Anche dopo la conclusione della guerra, tuttavia, i rapporti tra Urbino e San Marino continuarono, poiché i Sammarinesi considerarono sempre i Montefeltro come loro protettori e consiglieri, così come i Montefeltro, pur rispettando l'autonomia formale della Repubblica, ritennero il territorio sammarinese soggetto al loro esclusivo controllo ed alla loro tangibile ed ingerente influenza.
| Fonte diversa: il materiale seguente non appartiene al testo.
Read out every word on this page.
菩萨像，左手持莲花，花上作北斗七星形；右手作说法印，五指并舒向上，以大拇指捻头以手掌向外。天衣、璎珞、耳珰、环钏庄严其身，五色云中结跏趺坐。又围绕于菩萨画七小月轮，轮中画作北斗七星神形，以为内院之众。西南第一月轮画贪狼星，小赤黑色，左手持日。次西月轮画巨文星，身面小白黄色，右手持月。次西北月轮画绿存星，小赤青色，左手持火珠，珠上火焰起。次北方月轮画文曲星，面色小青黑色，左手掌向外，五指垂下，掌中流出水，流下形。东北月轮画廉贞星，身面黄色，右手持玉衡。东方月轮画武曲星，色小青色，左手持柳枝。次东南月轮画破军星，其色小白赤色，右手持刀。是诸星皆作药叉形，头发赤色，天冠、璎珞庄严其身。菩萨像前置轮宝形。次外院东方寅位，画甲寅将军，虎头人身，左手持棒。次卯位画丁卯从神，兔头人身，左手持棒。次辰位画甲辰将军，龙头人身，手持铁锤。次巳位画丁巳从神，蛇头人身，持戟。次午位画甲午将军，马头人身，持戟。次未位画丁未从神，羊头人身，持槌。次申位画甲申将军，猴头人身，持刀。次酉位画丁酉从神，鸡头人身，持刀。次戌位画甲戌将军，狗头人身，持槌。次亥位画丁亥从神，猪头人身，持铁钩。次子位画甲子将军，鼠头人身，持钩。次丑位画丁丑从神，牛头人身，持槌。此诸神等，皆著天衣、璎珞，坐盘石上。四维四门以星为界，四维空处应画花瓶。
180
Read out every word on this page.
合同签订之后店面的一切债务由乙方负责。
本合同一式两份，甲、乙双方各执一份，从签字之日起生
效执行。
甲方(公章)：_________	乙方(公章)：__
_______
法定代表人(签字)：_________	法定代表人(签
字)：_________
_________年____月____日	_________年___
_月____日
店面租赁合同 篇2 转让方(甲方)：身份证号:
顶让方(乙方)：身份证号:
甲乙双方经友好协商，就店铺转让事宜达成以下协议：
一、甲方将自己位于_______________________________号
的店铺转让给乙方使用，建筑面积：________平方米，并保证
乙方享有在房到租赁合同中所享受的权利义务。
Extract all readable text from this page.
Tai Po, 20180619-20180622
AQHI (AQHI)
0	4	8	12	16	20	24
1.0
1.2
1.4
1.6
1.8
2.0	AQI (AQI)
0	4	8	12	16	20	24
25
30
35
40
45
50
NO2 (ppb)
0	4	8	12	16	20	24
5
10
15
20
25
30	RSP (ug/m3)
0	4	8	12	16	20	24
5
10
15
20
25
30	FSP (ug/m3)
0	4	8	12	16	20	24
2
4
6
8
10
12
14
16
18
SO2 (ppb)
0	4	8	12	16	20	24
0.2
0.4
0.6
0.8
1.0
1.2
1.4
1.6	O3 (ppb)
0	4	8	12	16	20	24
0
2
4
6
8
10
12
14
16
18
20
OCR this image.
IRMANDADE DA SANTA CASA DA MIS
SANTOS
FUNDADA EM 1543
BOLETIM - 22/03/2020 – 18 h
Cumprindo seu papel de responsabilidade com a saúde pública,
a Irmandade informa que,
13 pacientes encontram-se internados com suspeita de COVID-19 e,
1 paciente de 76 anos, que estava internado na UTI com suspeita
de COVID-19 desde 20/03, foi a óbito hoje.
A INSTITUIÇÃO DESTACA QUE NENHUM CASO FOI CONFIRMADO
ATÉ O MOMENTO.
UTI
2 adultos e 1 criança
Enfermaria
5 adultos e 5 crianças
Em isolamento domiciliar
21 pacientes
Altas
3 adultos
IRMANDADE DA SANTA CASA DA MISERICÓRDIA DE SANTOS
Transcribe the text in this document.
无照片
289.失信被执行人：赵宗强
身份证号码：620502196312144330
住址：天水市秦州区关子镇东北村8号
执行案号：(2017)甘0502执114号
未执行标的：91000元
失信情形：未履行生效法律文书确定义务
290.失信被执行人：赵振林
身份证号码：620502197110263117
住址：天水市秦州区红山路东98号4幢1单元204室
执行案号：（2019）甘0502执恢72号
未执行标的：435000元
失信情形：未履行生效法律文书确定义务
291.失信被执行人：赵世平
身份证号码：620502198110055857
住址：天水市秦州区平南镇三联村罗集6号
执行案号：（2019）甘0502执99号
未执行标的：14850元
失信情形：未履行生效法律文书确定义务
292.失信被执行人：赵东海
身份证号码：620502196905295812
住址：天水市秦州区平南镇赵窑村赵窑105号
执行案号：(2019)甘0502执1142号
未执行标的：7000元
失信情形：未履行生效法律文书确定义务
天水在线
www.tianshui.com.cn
Gli ultimi anni del '400 furono tranquilli, ed i rapporti tra San Marino ed Urbino godettero di ottima armonia. Nel 1502-1503, invece, avvenne l'invasione e la sottomissione della zona da parte di Cesare Borgia, ed il conte Guidobaldo, erede di Federico, morto nel 1482, dovette momentaneamente fuggire dal suo dominio e rinunciare alla protezione dei sammarinesi. Con la caduta del Borgia, però, Guidobaldo ritornò in possesso della sua signoria, ma non avendo discendenza maschile, emerse il problema della sua successione. Infatti quando morì nel 1507, il Montefeltro divenne proprietà dei Della Rovere, poiché una sorella di Guidobaldo aveva sposato un membro di questa famiglia. Tra l'altro tale successione venne favorita da papa Giulio II, appartenente sempre allo stesso casato. Nonostante l'estinzione dei Montefeltro, però, i rapporti tra San Marino ed Urbino continuarono nella stessa maniera, ed i duchi di Urbino in varie occasioni continuarono ad adoperarsi in favore dei sammarinesi: come nel 1543 e nel 1549, per esempio, quando la Repubblica corse il pericolo di essere soggiogata da Fabiano da Monte San Savino e da Leonardo Pio. Ugualmente, quando accadevano liti interne tra le famiglie sammarinesi più potenti, quelle cioè detentrici del potere sulla piccola Repubblica, erano sempre i Della Rovere a fungere da pacieri e consiglieri, come successe nel 1522, quando scoppiarono forti dissidi tra i Gabrielli ed i Belluzzi, o nel 1560, quando si ebbero episodi analoghi fra i Brancuti ed i Belluzzi.

I Della Rovere si estinsero nel 1631: da questo momento in poi San Marino dovette allacciare rapporti assai vincolanti, spesso molto più problematici e limitativi di quelli che in precedenza aveva saputo tenere con Urbino, con lo Stato Pontificio.